Cross-Modality Investigation on WESAD Stress Classification
Eric Oliver, Sagnik Dakshit
TL;DR
This study develops and evaluates transformer-based classifiers for three-class stress detection on the WESAD dataset using six physiological modalities, demonstrating near-perfect intra-modality performance and robust cross-modality transfer for ECG, EDA, RESP, TEMP, and EMG. It introduces a patch-based 1D-transformer architecture with positional encoding and self-attention, trained on raw signals with minimal preprocessing. Through embedding-space visualizations (UMAP) and quantitative variance analysis, the work explains why certain modalities generalize across sensors while accelerometer data underperform due to higher variance. The findings establish state-of-the-art accuracy on WESAD for multiclass stress detection and offer actionable insights for cross-modal deployment of wearable-based stress monitoring systems.
Abstract
Deep learning's growing prevalence has driven its widespread use in healthcare, where AI and sensor advancements enhance diagnosis, treatment, and monitoring.
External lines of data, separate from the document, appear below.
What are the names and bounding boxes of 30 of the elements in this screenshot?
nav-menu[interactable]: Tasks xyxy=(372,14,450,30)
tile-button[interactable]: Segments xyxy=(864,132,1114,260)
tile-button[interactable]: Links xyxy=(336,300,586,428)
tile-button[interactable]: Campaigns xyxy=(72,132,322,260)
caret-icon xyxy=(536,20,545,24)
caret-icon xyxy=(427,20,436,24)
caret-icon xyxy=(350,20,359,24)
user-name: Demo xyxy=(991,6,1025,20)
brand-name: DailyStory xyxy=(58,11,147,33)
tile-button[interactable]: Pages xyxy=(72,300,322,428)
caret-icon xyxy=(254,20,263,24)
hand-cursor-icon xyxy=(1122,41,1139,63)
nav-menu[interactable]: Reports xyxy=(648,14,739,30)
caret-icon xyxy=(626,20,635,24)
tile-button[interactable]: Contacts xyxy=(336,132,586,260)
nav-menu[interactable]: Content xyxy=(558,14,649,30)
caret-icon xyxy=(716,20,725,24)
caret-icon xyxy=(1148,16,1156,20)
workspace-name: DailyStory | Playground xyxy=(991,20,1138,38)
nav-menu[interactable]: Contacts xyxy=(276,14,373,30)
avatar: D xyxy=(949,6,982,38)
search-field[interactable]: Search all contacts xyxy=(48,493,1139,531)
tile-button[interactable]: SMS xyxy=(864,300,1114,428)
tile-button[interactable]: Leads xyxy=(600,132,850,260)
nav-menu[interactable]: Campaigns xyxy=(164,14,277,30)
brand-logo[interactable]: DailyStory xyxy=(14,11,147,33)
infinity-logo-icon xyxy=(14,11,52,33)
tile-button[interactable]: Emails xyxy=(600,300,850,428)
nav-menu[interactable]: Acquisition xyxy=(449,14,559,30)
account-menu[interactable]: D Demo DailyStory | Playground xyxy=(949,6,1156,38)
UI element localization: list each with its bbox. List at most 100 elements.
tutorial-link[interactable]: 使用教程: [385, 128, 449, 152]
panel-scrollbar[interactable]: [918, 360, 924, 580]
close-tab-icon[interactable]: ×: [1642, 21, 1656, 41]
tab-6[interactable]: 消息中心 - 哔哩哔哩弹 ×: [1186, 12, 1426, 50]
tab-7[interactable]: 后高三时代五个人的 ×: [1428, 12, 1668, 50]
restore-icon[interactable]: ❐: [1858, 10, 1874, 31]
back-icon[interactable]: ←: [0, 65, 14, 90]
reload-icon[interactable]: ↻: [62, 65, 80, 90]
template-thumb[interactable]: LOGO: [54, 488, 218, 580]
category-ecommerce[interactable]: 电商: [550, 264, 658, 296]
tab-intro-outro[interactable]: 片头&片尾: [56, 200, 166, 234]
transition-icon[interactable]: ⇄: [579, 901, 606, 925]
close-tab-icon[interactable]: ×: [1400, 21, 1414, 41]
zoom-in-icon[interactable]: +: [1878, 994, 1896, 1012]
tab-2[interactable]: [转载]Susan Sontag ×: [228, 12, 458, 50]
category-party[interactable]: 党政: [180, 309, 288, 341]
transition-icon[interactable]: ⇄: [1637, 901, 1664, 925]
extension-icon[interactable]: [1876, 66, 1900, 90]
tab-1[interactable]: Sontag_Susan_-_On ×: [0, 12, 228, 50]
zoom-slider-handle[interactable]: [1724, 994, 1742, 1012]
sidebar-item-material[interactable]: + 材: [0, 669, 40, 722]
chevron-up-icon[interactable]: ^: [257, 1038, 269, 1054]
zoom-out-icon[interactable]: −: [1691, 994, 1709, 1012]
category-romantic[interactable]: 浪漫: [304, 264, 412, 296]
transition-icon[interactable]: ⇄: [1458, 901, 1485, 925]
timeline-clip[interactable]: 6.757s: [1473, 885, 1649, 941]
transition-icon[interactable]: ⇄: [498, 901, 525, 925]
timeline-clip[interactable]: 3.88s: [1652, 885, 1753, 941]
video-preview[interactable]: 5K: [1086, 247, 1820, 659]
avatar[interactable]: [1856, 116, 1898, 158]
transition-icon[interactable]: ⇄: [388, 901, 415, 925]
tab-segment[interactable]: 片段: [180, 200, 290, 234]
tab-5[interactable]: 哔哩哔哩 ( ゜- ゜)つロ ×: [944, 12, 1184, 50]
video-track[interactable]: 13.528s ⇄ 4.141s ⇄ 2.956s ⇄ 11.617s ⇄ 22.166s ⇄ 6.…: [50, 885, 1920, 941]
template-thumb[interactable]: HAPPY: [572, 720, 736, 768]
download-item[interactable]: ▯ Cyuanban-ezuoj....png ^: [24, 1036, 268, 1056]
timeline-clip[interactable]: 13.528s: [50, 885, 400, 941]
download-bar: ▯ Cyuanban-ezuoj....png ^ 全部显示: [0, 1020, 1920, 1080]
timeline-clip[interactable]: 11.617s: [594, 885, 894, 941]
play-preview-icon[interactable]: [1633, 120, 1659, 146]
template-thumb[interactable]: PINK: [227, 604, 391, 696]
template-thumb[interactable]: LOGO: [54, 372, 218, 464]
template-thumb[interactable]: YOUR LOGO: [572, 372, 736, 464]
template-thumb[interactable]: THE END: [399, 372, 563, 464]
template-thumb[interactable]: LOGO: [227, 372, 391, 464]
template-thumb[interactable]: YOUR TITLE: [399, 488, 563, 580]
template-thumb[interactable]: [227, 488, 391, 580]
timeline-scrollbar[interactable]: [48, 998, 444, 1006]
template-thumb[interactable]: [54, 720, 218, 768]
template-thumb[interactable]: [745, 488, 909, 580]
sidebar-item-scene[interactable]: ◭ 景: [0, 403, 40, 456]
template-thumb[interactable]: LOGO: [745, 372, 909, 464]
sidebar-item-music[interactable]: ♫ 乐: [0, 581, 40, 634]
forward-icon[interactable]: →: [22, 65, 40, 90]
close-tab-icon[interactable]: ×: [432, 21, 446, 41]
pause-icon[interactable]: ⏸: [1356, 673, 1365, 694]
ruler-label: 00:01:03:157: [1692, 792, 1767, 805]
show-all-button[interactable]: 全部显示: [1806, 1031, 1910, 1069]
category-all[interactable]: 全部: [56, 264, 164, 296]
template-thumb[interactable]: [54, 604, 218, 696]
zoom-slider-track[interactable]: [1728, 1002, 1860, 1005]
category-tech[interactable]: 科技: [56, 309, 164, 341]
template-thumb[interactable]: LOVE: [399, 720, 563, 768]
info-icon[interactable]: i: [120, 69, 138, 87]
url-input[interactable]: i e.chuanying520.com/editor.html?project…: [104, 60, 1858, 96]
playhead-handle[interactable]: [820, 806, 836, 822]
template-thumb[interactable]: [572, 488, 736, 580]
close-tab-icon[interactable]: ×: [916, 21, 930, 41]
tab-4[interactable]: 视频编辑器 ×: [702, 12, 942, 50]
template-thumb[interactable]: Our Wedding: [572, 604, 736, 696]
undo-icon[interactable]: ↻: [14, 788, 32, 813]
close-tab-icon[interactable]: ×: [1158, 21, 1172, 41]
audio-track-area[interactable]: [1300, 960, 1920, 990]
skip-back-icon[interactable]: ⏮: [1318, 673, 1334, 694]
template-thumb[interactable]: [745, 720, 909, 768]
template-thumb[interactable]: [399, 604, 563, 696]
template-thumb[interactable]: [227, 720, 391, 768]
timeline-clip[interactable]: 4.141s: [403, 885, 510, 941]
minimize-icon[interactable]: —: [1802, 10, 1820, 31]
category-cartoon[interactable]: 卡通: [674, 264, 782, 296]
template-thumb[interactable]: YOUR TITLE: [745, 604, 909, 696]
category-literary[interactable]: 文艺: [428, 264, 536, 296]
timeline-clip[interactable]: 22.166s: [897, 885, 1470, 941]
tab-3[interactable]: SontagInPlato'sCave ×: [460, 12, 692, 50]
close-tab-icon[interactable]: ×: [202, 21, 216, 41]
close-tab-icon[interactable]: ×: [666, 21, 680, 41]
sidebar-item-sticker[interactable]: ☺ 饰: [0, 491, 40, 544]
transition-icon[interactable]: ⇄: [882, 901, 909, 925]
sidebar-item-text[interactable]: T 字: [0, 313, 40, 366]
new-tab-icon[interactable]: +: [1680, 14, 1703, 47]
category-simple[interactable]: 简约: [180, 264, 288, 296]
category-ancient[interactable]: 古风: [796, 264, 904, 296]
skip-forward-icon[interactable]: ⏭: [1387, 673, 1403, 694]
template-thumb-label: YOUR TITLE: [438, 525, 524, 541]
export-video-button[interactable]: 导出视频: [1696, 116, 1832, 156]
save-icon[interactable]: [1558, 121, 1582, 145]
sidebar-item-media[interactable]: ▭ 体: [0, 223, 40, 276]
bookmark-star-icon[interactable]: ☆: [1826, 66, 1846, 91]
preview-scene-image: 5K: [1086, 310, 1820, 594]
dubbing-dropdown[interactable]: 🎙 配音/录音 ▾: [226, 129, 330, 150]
In mobile health, AI-powered tools enable early diagnosis and continuous monitoring of conditions like stress. Wearable technologies and multimodal physiological data have made stress detection increasingly viable, but model efficacy depends on data quality, quantity, and modality. This study develops transformer models for stress detection using the WESAD dataset, training on electrocardiograms (ECG), electrodermal activity (EDA), electromyography (EMG), respiration rate (RESP), temperature (TEMP), and 3-axis accelerometer (ACC) signals. The results demonstrate the effectiveness of single-modality transformers in analyzing physiological signals, achieving state-of-the-art performance with accuracy, precision and recall values in the range of $99.73\%$ to $99.95\%$ for stress detection. Furthermore, this study explores cross-modal performance and also explains the same using 2D visualization of the learned embedding space and quantitative analysis based on data variance. Despite the large body of work on stress detection and monitoring, the robustness and generalization of these models across different modalities has not been explored. This research represents one of the initial efforts to interpret embedding spaces for stress detection, providing valuable information on cross-modal performance.